04. Hardware: CPU

L1 04 Numbers Everyone Should Know CPU V3

The CPU is the brains of a computer. The CPU has a few different functions including directing other components of a computer as well as running mathematical calculations. The CPU can also store small amounts of data inside itself in what are called registers. These registers hold data that the CPU is working with at the moment.

For example, say you write a program that reads in a 40 MB data file and then analyzes the file. When you execute the code, the instructions are loaded into the CPU. The CPU then instructs the computer to take the 40 MB from disk and store the data in memory (RAM). If you want to sum a column of data, then the CPU will essentially take two numbers at a time and sum them together. The accumulation of the sum needs to be stored somewhere while the CPU grabs the next number.

This cumulative sum will be stored in a register. The registers make computations more efficient: the registers avoid having to send data unnecessarily back and forth between memory (RAM) and the CPU.

Time for Execution

A 2.5 Gigahertz CPU means that the CPU processes 2.5 billion operations per second. Let's say that for each operation, the CPU processes 8 bytes of data. How many bytes could this CPU process per second?

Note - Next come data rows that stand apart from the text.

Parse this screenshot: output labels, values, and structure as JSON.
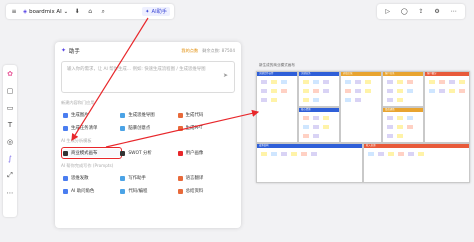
{
  "toolbar": {
    "brand": "boardmix AI",
    "brand_chevron": "⌄",
    "ai_button": "AI助手",
    "icons": [
      "menu-icon",
      "logo-icon",
      "download-icon",
      "tag-icon",
      "search-icon"
    ]
  },
  "right_toolbar": {
    "icons": [
      "play-icon",
      "comment-icon",
      "share-icon",
      "settings-icon",
      "more-icon"
    ]
  },
  "left_toolbar": {
    "icons": [
      "template-icon",
      "frame-icon",
      "note-icon",
      "text-icon",
      "shape-icon",
      "pen-icon",
      "connector-icon",
      "more-icon"
    ]
  },
  "panel": {
    "title": "助手",
    "credits_label": "我的点数",
    "credits_value": "",
    "total_label": "剩余点数: 87504",
    "prompt_placeholder": "输入你的需求，让 AI 帮你生成… 例如: 快速生成流程图 / 生成思维导图",
    "section1": "新建内容和门应用",
    "section2": "AI 生成分析模板",
    "section3": "AI 帮你完成写作 (Prompts)",
    "items1": [
      {
        "label": "生成图片",
        "color": "#4a7df0"
      },
      {
        "label": "生成思维导图",
        "color": "#4ba3e6"
      },
      {
        "label": "生成代码",
        "color": "#e86a3a"
      },
      {
        "label": "生成任务清单",
        "color": "#4a7df0"
      },
      {
        "label": "脑暴创意点",
        "color": "#4ba3e6"
      },
      {
        "label": "生成PPT",
        "color": "#e86a3a"
      }
    ],
    "items2": [
      {
        "label": "商业模式画布",
        "color": "#333333"
      },
      {
        "label": "SWOT 分析",
        "color": "#333333"
      },
      {
        "label": "用户画像",
        "color": "#e8272b"
      }
    ],
    "items3": [
      {
        "label": "思维发散",
        "color": "#4a7df0"
      },
      {
        "label": "写作助手",
        "color": "#4ba3e6"
      },
      {
        "label": "语言翻译",
        "color": "#e86a3a"
      },
      {
        "label": "AI 助问角色",
        "color": "#4a7df0"
      },
      {
        "label": "代码/编程",
        "color": "#4ba3e6"
      },
      {
        "label": "总结资料",
        "color": "#e86a3a"
      }
    ]
  },
  "board": {
    "title": "新生成的商业模式画布",
    "headers": [
      {
        "label": "关键合作伙伴",
        "color": "#2f5fd8"
      },
      {
        "label": "关键业务",
        "color": "#2f5fd8"
      },
      {
        "label": "价值主张",
        "color": "#e8a430"
      },
      {
        "label": "客户关系",
        "color": "#e8a430"
      },
      {
        "label": "客户细分",
        "color": "#e85a3a"
      },
      {
        "label": "核心资源",
        "color": "#2f5fd8"
      },
      {
        "label": "渠道通路",
        "color": "#e8a430"
      },
      {
        "label": "成本结构",
        "color": "#2f5fd8"
      },
      {
        "label": "收入来源",
        "color": "#e85a3a"
      }
    ],
    "sticky_colors": [
      "#d9d3f5",
      "#fff3a8",
      "#cfe6ff",
      "#d9d3f5",
      "#fff3a8",
      "#ffd1c4"
    ]
  },
  "accent": "#e8272b"
}
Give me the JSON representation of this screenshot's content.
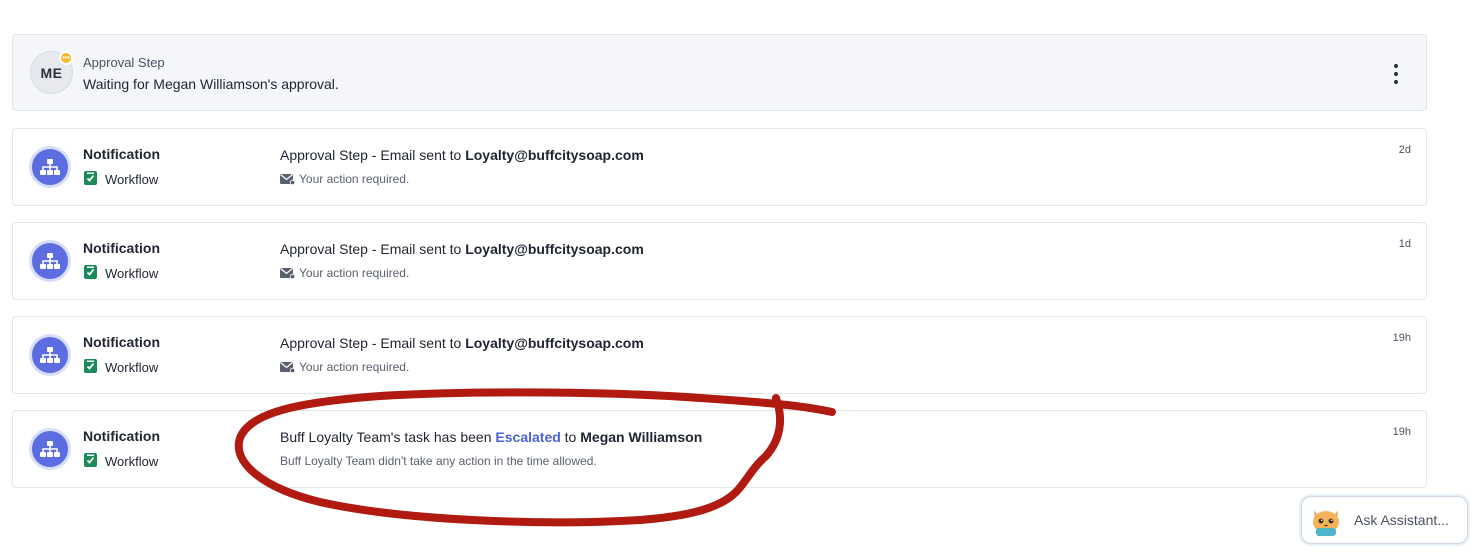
{
  "approval": {
    "avatar_initials": "ME",
    "label": "Approval Step",
    "text": "Waiting for Megan Williamson's approval.",
    "badge_color": "#f5b82e",
    "menu_icon": "kebab-icon"
  },
  "notifications": [
    {
      "title": "Notification",
      "source": "Workflow",
      "message_prefix": "Approval Step - Email sent to ",
      "message_bold": "Loyalty@buffcitysoap.com",
      "sub": "Your action required.",
      "time": "2d"
    },
    {
      "title": "Notification",
      "source": "Workflow",
      "message_prefix": "Approval Step - Email sent to ",
      "message_bold": "Loyalty@buffcitysoap.com",
      "sub": "Your action required.",
      "time": "1d"
    },
    {
      "title": "Notification",
      "source": "Workflow",
      "message_prefix": "Approval Step - Email sent to ",
      "message_bold": "Loyalty@buffcitysoap.com",
      "sub": "Your action required.",
      "time": "19h"
    },
    {
      "title": "Notification",
      "source": "Workflow",
      "message_prefix": "Buff Loyalty Team's task has been ",
      "message_link": "Escalated",
      "message_middle": " to ",
      "message_bold": "Megan Williamson",
      "sub": "Buff Loyalty Team didn't take any action in the time allowed.",
      "time": "19h"
    }
  ],
  "assistant": {
    "label": "Ask Assistant..."
  },
  "colors": {
    "accent": "#5b6de0",
    "link": "#4a63d6",
    "workflow_green": "#1c8a5a",
    "annotation_red": "#b01a10"
  }
}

SOLUTION: 20 billion bytes per second

Analyzing a full day of Tweets

Twitter generates about 6,000 tweets per second, and each tweet contains 200 bytes. So in one day, Twitter generates data on the order of:

(6000 tweets / second) x (86400 seconds / day) x (200 bytes / tweet) = 104 billion bytes / day

Knowing that tweets create approximately 104 billion bytes of data per day, how long would it take the 2.5 GigaHertz CPU to analyze a full day of tweets?